Rapport d’information sur les immigrés âgés
Avant propos de Monsieur Denis JACQUAT, président de la mission
Selon une image commune, les immigrés ne semblent être chez eux ni ici, ni là-bas, en transit permanent, engagés dans une « navette » entre leur pays d’origine, qui n’est plus le leur, et leur pays d’accueil, qui n’est pas devenu leur pays, installés durablement dans le provisoire, invisibles et stigmatisés, indispensables et oubliés, relégués dans un espace oscillant entre folklorisation et indifférence.Ancienne, l’histoire de l’immigration en France est, il est vrai, une histoire de mouvements. Nombreux furent les travailleurs qui franchirent nos frontières pour apporter leur concours aux travaux des champs ou au développement de l’industrie avant, une fois un pécule obtenu, de rentrer chez eux et de laisser la place à d’autres. Belges, Allemands, Italiens, Algériens, Polonais, Espagnols, Portugais, puis Algériens de nouveau, Marocains, Tunisiens, Sénégalais, Maliens, Mauritaniens, Chinois, Pakistanais, Sri Lankais… se succédèrent ainsi, prêtant leur force de travail à notre économie.
Mais l’histoire de l’immigration en France est aussi une histoire d’installation et d’intégration. Les arrivées se sont traduites par des départs, mais également par l’ancrage de populations nombreuses en certains points puis sur l’ensemble de notre territoire. Très nombreux même sont celles et ceux qui sont devenus français.

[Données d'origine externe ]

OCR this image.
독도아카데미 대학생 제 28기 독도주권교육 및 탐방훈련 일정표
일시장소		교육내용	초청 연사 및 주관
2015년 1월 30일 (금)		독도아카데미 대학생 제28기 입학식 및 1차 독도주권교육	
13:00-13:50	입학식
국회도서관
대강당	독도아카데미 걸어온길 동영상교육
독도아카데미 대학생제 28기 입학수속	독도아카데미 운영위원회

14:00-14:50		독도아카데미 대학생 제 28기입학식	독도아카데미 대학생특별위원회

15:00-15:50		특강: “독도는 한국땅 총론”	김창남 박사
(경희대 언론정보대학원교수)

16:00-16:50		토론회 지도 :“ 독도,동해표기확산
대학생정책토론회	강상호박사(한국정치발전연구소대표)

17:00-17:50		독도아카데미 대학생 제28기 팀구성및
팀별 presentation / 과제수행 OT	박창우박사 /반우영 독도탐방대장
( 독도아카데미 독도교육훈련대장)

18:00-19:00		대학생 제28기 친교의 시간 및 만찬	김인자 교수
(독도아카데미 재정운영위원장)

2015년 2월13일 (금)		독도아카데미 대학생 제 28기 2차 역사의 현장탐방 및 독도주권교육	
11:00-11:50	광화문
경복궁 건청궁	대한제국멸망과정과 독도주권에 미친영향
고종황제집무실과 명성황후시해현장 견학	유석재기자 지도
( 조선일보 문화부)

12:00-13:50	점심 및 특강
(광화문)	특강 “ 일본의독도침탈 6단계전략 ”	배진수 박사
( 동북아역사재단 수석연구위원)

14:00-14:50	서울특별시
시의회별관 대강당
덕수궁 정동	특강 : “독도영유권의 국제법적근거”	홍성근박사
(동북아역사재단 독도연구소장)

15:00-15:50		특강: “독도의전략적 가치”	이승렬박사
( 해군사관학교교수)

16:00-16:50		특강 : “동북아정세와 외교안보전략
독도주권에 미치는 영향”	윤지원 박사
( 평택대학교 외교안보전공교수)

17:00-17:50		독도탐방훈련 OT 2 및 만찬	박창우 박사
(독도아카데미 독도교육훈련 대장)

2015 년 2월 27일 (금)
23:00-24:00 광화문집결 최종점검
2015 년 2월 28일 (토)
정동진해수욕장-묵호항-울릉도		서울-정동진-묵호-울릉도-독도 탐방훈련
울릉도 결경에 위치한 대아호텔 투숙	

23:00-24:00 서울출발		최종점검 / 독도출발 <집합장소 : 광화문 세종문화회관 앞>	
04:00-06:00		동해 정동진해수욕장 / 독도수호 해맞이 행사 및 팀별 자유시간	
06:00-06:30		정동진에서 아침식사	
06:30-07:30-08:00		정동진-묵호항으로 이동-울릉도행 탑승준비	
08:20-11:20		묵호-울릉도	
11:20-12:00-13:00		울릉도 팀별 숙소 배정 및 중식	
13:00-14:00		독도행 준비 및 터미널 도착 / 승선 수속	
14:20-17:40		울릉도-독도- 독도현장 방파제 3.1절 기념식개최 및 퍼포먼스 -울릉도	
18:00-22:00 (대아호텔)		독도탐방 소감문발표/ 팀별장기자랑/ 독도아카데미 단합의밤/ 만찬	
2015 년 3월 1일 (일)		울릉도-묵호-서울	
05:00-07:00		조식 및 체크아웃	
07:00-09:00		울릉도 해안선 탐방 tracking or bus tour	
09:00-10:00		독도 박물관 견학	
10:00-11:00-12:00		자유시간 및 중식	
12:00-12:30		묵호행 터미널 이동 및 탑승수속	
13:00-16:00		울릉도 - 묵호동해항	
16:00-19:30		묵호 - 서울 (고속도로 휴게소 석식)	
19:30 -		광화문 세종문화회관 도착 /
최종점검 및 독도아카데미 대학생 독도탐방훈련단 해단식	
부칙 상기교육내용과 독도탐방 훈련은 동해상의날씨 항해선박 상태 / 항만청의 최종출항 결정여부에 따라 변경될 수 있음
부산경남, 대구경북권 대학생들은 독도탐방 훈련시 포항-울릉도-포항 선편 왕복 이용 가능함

Longtemps négligé, volontairement ou non, par les politiques publiques, ce phénomène d’installation durable a conduit, le temps faisant son œuvre, au vieillissement, en France, d’une part de la population immigrée, désormais âgée, voire très âgée. Si le vieux travailleur, ancien ouvrier spécialisé ou agricole, installé dans un foyer depuis plusieurs décennies, en mauvaise santé, éloigné de sa famille, vivant dans des conditions indignes de notre République, en constitue le représentant emblématique, cette population est très diverse, dans ses attentes comme dans ses besoins. Elle n’en demeure pas moins, généralement, dans une situation difficile, qui interroge notre modèle social dans son entier et nos politiques d’intégration en particulier.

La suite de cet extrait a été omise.